Título: É hora de se rever a lei
Autor: Franco, Bernardo Mello; Gripp, Alan
Fonte: O Globo, 08/05/2008, O País, p. 3

CONFRONTO NA AMAZÔNIA

Supremo, governo e entidades protestam contra absolvição de fazendeiro no caso Dorothy

Aabsolvição do fazendeiro Vitalmiro Bastos de Moura, o Bida, acusado de ser o mandante do assassinato da missionária Dorothy Stang, foi alvo de duras críticas ontem do Supremo Tribunal Federal e do governo federal, além de entidades ambientalistas e de direitos humanos. O ministro do STF Celso de Mello afirmou que a decisão pode manchar a imagem da Justiça brasileira no país e no exterior. Para o ministro Marco Aurélio Mello, o veredito gera perplexidade e revela incoerência no sistema judicial.

Condenado a 30 anos de prisão em 2007, Bida foi inocentado anteontem por um júri popular em Belém, no seu segundo julgamento. Para Celso de Mello, a absolvição pode passar à população a sensação de que o Judiciário deixou de cumprir sua obrigação.

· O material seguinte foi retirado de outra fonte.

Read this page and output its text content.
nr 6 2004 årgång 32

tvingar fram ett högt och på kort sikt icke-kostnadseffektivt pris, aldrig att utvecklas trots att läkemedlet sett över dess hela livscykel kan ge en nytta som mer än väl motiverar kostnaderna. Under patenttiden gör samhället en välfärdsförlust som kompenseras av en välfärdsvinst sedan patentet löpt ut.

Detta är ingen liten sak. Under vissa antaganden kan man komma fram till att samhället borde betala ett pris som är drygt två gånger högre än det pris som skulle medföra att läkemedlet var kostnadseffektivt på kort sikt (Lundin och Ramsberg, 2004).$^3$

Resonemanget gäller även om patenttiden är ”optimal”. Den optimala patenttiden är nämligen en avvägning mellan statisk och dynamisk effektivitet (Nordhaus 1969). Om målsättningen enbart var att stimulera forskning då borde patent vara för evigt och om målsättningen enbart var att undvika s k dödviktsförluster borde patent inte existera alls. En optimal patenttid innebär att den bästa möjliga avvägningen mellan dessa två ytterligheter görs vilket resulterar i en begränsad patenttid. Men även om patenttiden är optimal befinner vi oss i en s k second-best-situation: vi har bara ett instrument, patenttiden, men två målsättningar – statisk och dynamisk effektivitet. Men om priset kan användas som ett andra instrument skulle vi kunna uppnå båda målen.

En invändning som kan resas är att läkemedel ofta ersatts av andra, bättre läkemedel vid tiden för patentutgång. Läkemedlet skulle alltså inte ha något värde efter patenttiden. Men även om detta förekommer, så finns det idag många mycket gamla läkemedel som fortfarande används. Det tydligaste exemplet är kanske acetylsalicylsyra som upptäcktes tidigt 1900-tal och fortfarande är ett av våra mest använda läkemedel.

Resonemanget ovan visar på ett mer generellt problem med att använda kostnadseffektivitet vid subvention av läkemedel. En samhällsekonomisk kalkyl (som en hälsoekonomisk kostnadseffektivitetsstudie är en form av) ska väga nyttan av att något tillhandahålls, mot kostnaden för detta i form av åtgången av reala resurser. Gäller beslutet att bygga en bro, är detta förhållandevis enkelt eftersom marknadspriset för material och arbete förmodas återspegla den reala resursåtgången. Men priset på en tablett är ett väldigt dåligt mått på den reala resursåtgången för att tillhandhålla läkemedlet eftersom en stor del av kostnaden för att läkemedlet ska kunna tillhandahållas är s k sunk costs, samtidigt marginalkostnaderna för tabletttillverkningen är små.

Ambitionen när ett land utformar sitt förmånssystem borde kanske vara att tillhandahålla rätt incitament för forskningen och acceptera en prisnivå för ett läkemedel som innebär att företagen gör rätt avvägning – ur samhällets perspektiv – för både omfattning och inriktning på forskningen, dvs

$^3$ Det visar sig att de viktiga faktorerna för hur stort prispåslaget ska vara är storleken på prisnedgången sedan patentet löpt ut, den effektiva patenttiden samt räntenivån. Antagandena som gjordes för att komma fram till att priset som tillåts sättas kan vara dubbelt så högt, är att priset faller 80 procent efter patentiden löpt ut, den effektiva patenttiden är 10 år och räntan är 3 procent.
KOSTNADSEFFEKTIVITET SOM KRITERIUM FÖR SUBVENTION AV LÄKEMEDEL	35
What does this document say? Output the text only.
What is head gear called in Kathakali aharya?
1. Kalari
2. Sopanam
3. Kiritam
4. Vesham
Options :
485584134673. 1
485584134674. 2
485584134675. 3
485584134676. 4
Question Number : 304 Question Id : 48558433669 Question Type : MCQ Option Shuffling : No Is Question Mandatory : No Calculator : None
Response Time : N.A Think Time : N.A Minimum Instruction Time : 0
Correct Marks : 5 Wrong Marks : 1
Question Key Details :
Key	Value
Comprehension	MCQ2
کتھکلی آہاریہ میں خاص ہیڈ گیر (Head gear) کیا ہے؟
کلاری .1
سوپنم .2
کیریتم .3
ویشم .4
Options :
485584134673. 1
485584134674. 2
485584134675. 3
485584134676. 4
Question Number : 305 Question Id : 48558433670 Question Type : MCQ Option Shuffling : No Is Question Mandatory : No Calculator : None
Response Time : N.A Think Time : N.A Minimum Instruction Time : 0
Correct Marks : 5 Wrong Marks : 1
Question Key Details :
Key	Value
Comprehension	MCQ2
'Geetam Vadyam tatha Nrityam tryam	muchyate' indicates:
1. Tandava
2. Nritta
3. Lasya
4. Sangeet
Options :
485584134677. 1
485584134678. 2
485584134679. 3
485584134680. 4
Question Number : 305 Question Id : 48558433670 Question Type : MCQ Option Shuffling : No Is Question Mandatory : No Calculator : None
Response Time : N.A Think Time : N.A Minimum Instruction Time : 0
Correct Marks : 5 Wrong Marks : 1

Ele lembrou que o assassinato da freira, vítima de uma emboscada em 2005, comoveu o país e teve grande repercussão internacional:

O ministro ressalvou que o júri é soberano para decidir, mas disse entender os protestos:

- Considerando o resultado anterior, isso pode transmitir não apenas ao país, mas à comunidade internacional, uma sensação de que os direitos básicos da pessoa não teriam sido respeitados. Notadamente aqueles da vítima.

Marco Aurélio Mello afirmou que a absolvição de um réu condenado a 30 anos de prisão pelo mesmo órgão da Justiça causa estranheza.

- De duas, uma: ou a culpa não estava formada, ou a segunda decisão é que está errada - afirmou.

O veredito levou o ministro a defender o fim da regra que determina novo julgamento em júri popular quando a pena for superior a 20 anos. Ele lembrou que, por isso, muitos juízes preferem limitar condenações a 19 anos de pena:

- Esse duplo julgamento pelo mesmo órgão é inconcebível. É hora de se rever essa norma.

O presidente da Ordem dos Advogados do Brasil (OAB), Cezar Britto, afirmou que a ausência de punições alimenta a atividade de madeireiros e o conflito na Amazônia.

Secretário desconfia de nova versão

O secretário especial dos Direitos Humanos, Paulo Vannuchi, disse que pedirá à Polícia Federal e ao Ministério Público Federal que investigue o agricultor Rayfran das Neves Sales, assassino confesso de Dorothy Stang. Vannuchi levantou a suspeita de que o agricultor possa ter recebido alguma vantagem para alterar o seu depoimento, inocentando Bida. Indignado com a absolvição, o ministro quer que sejam rastreadas as contas bancárias do réu, seus familiares e advogados.

- Por que ele (Rayfran) terá mudado sua versão agora? É suspeito e muito estranho - disse Vannuchi.

O governo também está preocupado com os efeitos da absolvição de Bida nas atividades de madeireiros:

- Uma libertação como essa sempre será interpretada como sinal verde para esses grupos - disse Vannuchi, que determinou o reforço de proteção a religiosos que atuam no combate ao desmatamento da Amazônia, entre eles o bispo austríaco Ervin Klautler, alvo de ameaças de morte.

O Greenpeace também lamentou. Segundo o coordenador Paulo Adário, volta a sensação de impunidade:

- A prisão dos acusados e a condenação inclusive do mandante trouxeram enorme expectativa e otimismo de que a impunidade, marca registrada na Amazônia, iria acabar. Agora, essa sensação volta com tudo.

O presidente do Incra, Rolf Hackbart, disse, em nota, que "esse tipo de solução afronta a dignidade humana, estimula a impunidade e aumenta a descrença em valores tão necessários à sociedade, como a paz, a justiça e a esperança".